このように、介助量が多い患者さんが多く一つ一つの処置や動作に時間がかかるため、自然と効率よく働く力が身に付き、時間の配分が上手なナースが多いというのも脳神経外科ナースの特徴かもしれません。

② 察する力
脳神経外科の患者さんは、脳の実質に損傷を受けて意識障害がある方や、意識ははっきりとしていても自分の気持ちをうまく言葉にできないなど、思いを伝えることに障害を持った方がたくさん入院していらっしゃいます。
そこで脳神経外科ナースには、患者さんがうまく言葉にできないこと、態度に示すことができないことを予測したり、察したりする能力が求められます。
それは、「空気をよむ」という単純なことではなく、その患者さんの疾患や既往歴、脳のどの部位に損害を受けているのか、現在の身体全体の状態を総合的に考えて、医学的な判断のもとに「察する」という力が求められます。

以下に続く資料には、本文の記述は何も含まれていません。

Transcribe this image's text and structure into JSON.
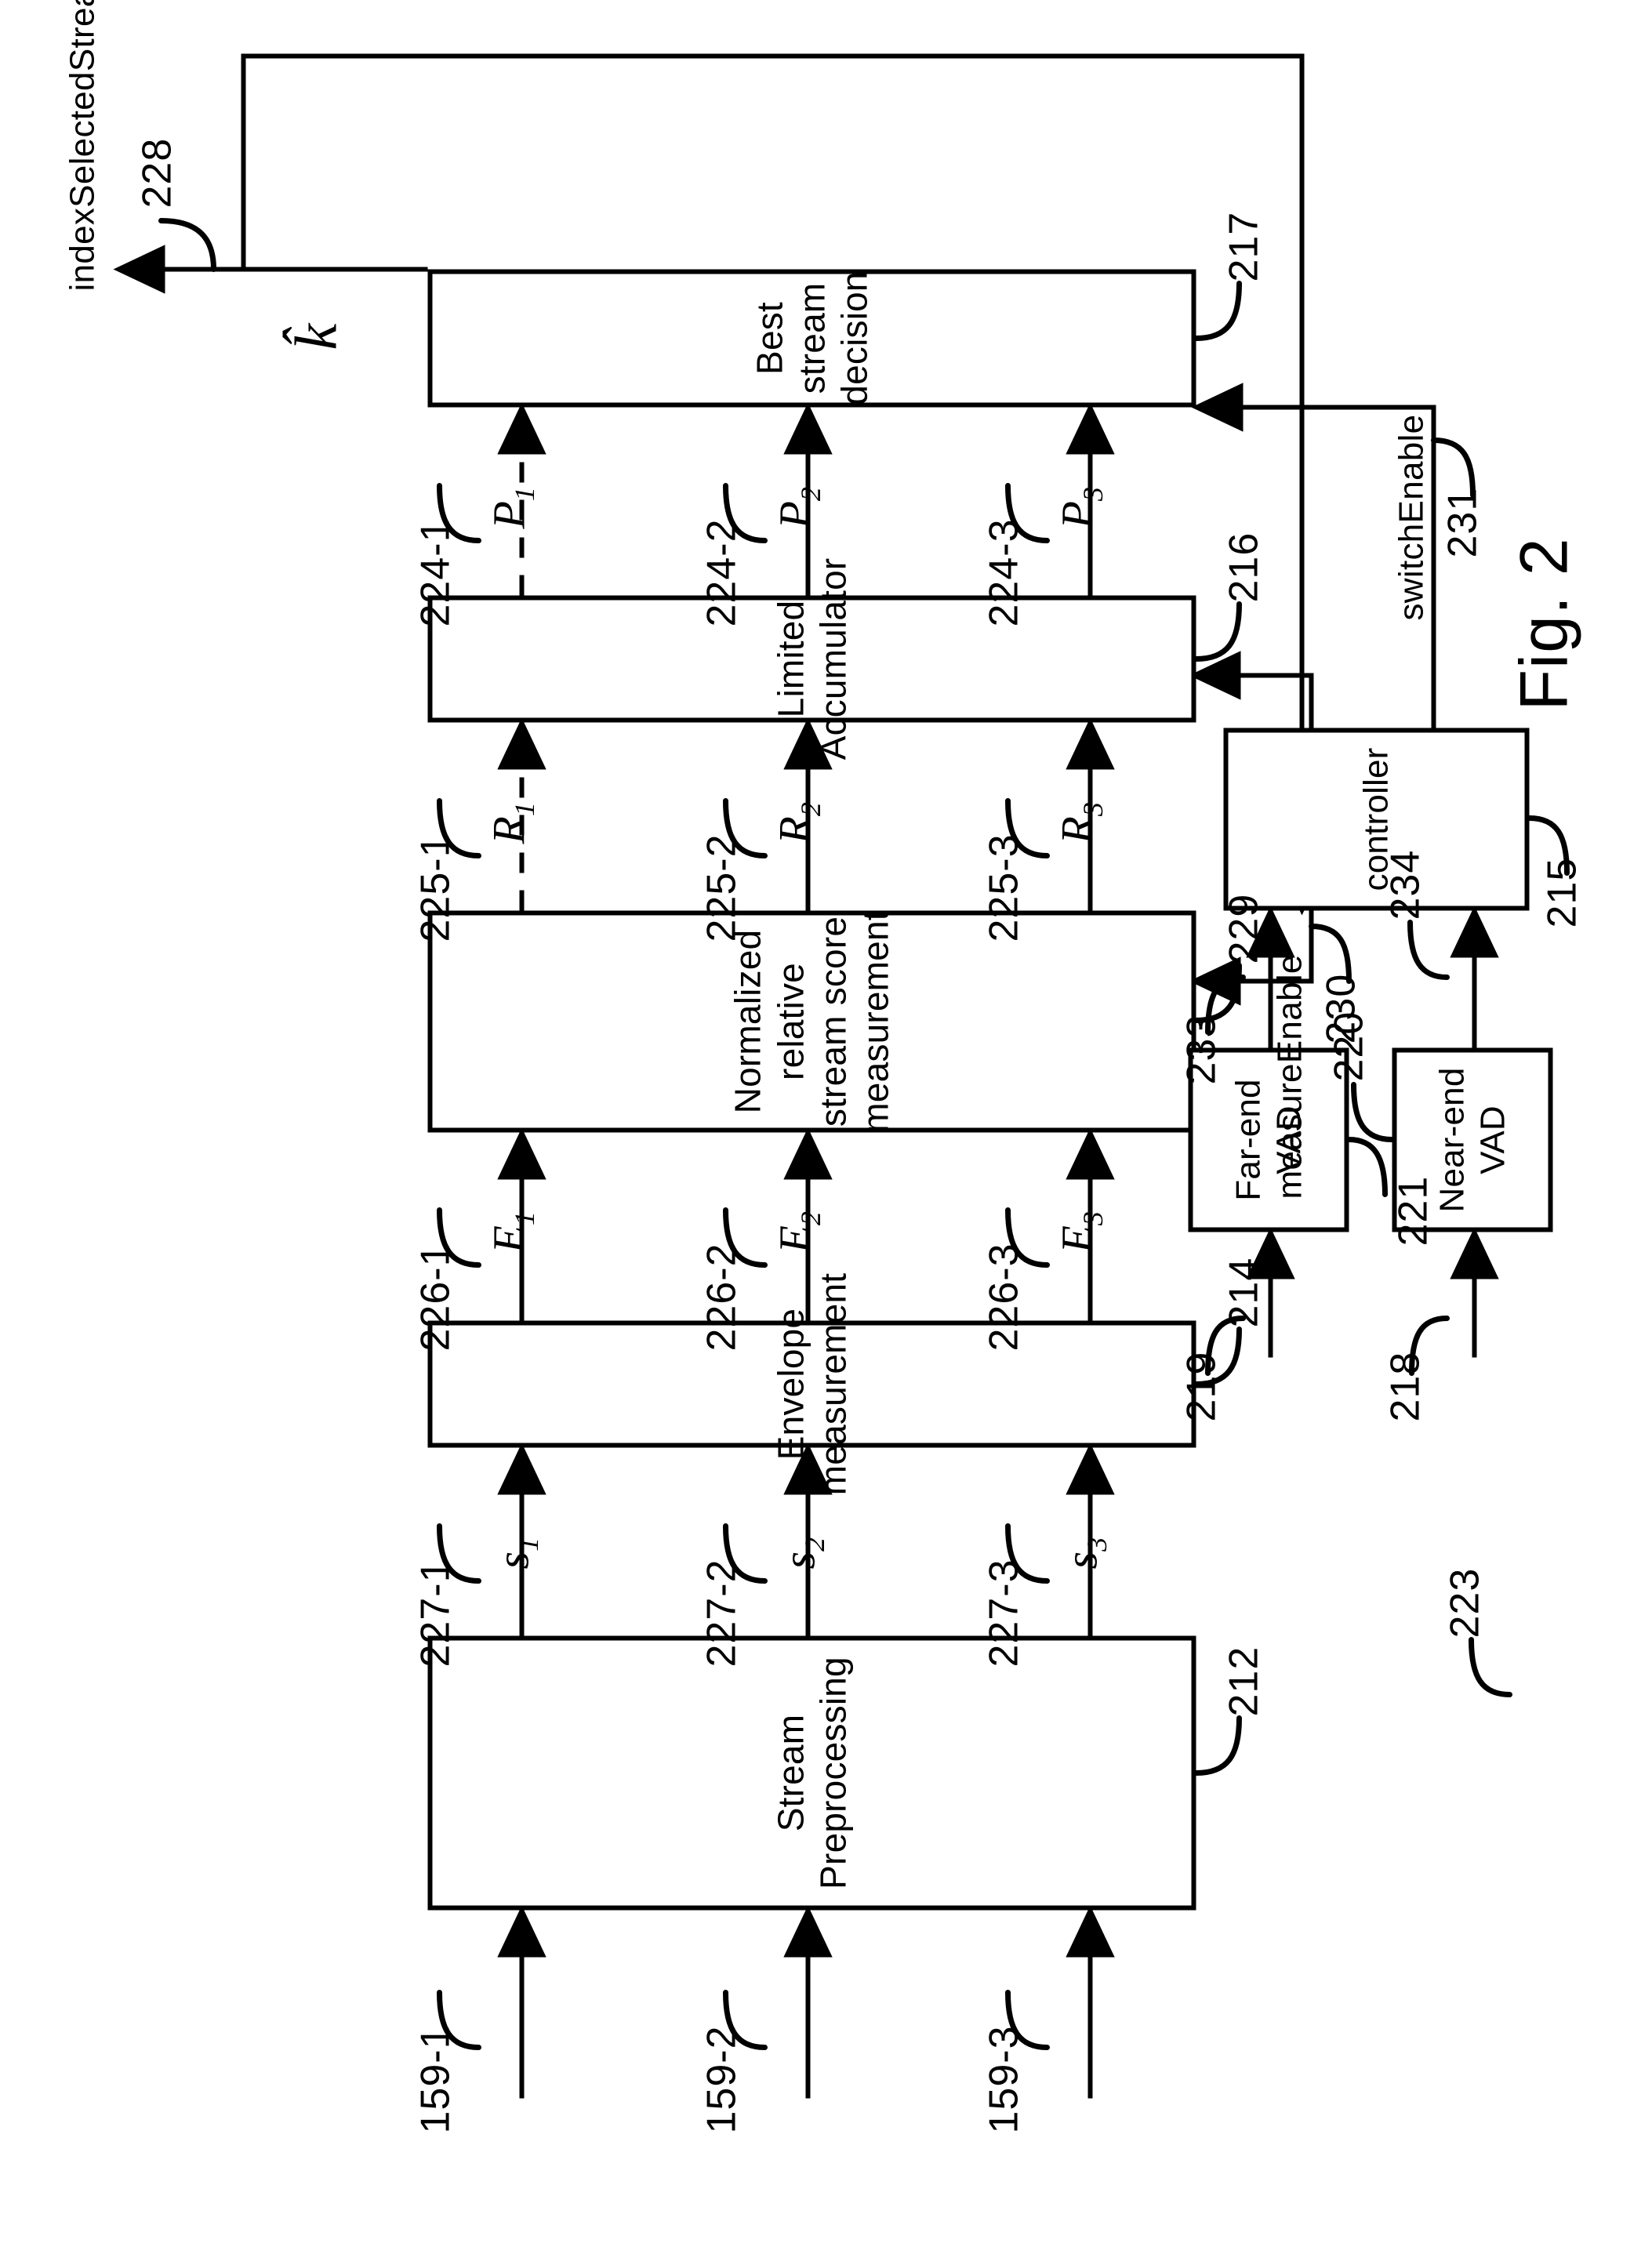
{
  "figure": {
    "caption": "Fig. 2",
    "overall_ref": "223"
  },
  "blocks": [
    {
      "id": "stream-preprocessing",
      "label": "Stream Preprocessing",
      "ref": "212"
    },
    {
      "id": "envelope-measurement",
      "label": "Envelope measurement",
      "ref": "214"
    },
    {
      "id": "normalized-score",
      "label_line1": "Normalized relative",
      "label_line2": "stream score measurement",
      "ref": "229"
    },
    {
      "id": "limited-accumulator",
      "label": "Limited Accumulator",
      "ref": "216"
    },
    {
      "id": "best-stream-decision",
      "label": "Best stream decision",
      "ref": "217"
    },
    {
      "id": "controller",
      "label": "controller",
      "ref": "215"
    },
    {
      "id": "near-end-vad",
      "label_line1": "Near-end",
      "label_line2": "VAD",
      "ref": "220"
    },
    {
      "id": "far-end-vad",
      "label_line1": "Far-end",
      "label_line2": "VAD",
      "ref": "221"
    }
  ],
  "inputs": {
    "streams": [
      {
        "ref": "159-1"
      },
      {
        "ref": "159-2"
      },
      {
        "ref": "159-3"
      }
    ],
    "near_end_ref": "218",
    "far_end_ref": "219"
  },
  "signals": {
    "preprocessed": [
      {
        "ref": "227-1",
        "symbol": "s",
        "sub": "1"
      },
      {
        "ref": "227-2",
        "symbol": "s",
        "sub": "2"
      },
      {
        "ref": "227-3",
        "symbol": "s",
        "sub": "3"
      }
    ],
    "envelopes": [
      {
        "ref": "226-1",
        "symbol": "E",
        "sub": "1"
      },
      {
        "ref": "226-2",
        "symbol": "E",
        "sub": "2"
      },
      {
        "ref": "226-3",
        "symbol": "E",
        "sub": "3"
      }
    ],
    "scores": [
      {
        "ref": "225-1",
        "symbol": "R",
        "sub": "1"
      },
      {
        "ref": "225-2",
        "symbol": "R",
        "sub": "2"
      },
      {
        "ref": "225-3",
        "symbol": "R",
        "sub": "3"
      }
    ],
    "accumulated": [
      {
        "ref": "224-1",
        "symbol": "P",
        "sub": "1"
      },
      {
        "ref": "224-2",
        "symbol": "P",
        "sub": "2"
      },
      {
        "ref": "224-3",
        "symbol": "P",
        "sub": "3"
      }
    ],
    "control": [
      {
        "name": "switchEnable",
        "ref": "231"
      },
      {
        "name": "measureEnable",
        "ref": "230"
      }
    ],
    "vad_out": [
      {
        "ref": "234"
      },
      {
        "ref": "233"
      }
    ],
    "output": {
      "symbol": "k̂",
      "name": "indexSelectedStream",
      "ref": "228"
    }
  },
  "colors": {
    "line": "#000000",
    "background": "#ffffff"
  }
}
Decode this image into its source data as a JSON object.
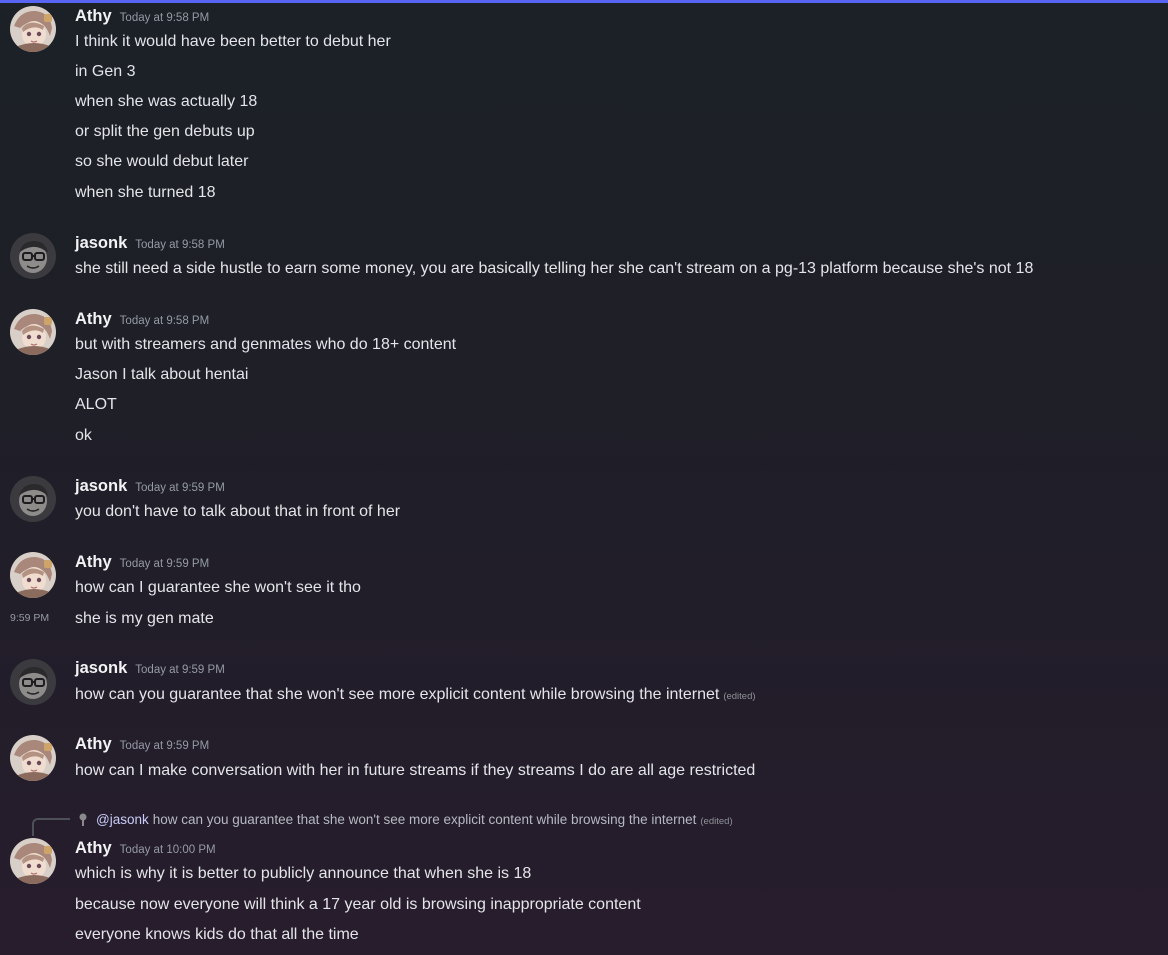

これもとても難しいことで、特に新人の頃は患者さんの訴えを理解してあげることができずに落ち込むことが多くありました。(もちろん今でもありますが)
経験を積み、患者さんの訴えを理解するための「引き出し」が増えてくると、少しずつ察する力がついてきます。

どうでしたか?
イメージと違いましたか?
脳神経外科看護は、患者さんひとりひとりが、今後の人生をその人らしく生きていくための看護です。
病態は簡単では無いですし、体力的に大変なことももちろんありますが、喜びもたくさんあります。
脳神経外科ナースをすこしでも身近に思っていただければと思います。